The OATH module enables applications, such as an authenticator app, to store OATH TOTP and HOTP secrets on a YubiKey, and to retrieve one-time passwords.
It requires at minimum Java 7 or Android 4.4. Future versions may require a later baseline. Anything lower than Android 8.0 may receive less testing by Yubico.
dependencies {
// core library, connection detection, and raw commands communication with YubiKey
implementation 'com.yubico.yubikit:yubikit:$yubikitVersion'
// OATH
implementation 'com.yubico.yubikit:oath:$yubikitVersion'
// Optional: dependency required for QR scan code functionality (QrActivity)
implementation 'com.google.android.gms:play-services-vision:18.0.0'
}And in gradle.properties set latest version. Example:
yubikitVersion=1.0.0-beta05<dependency>
<groupId>com.yubico.yubikit</groupId>
<artifactId>yubikit</artifactId>
<version>1.0.0-beta05</version>
</dependency>
<dependency>
<groupId>com.yubico.yubikit</groupId>
<artifactId>oath</artifactId>
<version>1.0.0-beta05</version>
</dependency>This module requires the yubikit core module to detect the YubikeySession (see Using YubiKit)

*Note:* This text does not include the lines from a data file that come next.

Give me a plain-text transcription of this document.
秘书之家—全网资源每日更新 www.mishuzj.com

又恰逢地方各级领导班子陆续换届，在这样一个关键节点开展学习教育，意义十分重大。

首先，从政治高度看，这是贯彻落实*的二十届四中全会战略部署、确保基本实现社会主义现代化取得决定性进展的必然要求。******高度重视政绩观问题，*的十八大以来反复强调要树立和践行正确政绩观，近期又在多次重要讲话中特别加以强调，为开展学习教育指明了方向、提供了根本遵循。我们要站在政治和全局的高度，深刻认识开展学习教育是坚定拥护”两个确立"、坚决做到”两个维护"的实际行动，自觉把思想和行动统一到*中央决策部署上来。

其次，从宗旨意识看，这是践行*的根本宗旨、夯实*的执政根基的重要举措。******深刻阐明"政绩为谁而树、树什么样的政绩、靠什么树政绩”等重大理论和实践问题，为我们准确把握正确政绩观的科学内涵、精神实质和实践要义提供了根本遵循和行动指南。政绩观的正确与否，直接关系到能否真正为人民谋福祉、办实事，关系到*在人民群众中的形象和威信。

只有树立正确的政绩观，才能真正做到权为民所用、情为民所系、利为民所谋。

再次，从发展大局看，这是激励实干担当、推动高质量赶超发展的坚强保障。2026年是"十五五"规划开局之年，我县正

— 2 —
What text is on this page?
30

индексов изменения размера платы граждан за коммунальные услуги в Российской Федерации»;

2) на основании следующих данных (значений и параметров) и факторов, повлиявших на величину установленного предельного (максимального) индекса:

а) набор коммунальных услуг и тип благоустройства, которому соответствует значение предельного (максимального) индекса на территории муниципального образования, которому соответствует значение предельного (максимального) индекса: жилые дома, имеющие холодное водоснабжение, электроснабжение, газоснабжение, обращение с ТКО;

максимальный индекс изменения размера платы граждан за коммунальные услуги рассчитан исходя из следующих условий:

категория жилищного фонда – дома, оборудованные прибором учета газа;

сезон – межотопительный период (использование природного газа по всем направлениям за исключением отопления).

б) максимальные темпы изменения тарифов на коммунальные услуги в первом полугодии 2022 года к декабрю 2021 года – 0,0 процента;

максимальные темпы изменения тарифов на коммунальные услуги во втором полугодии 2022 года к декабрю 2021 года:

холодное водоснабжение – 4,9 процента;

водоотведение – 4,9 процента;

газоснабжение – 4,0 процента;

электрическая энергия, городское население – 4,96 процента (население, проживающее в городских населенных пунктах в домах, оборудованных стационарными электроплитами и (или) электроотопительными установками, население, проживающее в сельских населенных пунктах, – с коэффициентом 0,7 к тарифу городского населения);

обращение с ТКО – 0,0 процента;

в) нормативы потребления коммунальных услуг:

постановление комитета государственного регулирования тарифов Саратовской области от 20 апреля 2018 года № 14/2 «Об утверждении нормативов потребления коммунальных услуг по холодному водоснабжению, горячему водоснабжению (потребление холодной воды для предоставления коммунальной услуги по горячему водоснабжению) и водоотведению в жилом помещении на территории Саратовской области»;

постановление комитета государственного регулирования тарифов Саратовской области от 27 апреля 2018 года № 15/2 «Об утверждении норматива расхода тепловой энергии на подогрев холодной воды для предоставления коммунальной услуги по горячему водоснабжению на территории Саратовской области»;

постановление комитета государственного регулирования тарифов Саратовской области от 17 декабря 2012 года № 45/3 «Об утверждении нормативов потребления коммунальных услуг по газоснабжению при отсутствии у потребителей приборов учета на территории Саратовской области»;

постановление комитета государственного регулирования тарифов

First, create an OathApplication to select OATH applet on YubiKey.
OathApplication oathApplication = new OathApplication(session);
// run provided command/operation (put/calculate/delete/etc)
// example:
// try {
// oathApplication.putCredential(Credential.parseUri(uri), appInfo);
// } catch (ParseUriException | IOException | ApduException e) {
// // handle errors
// }
Next, use the OathApplication to add, remove, list, and calculate credentials.
The OathApplication implements the YKOATH protocol. Refer to the YKOATH protocol specification for more details.
In addition, the OathApplication provides an interface for setting/validating a password on credential storage, calculating all credentials and resetting the OATH application to its default state. For the complete list of methods look at the OathApplication class documentation.
The OATH module also provides a class for defining an OATH Credential. Use its convenience initializer Credential.parseUri to parse the credential parameters from Uri of Key Uri Format.
Authenticators often use QR codes to pass the URL for setting up the credentials. The built-in QR Code reader from YubiKit can be used to read the credential URL.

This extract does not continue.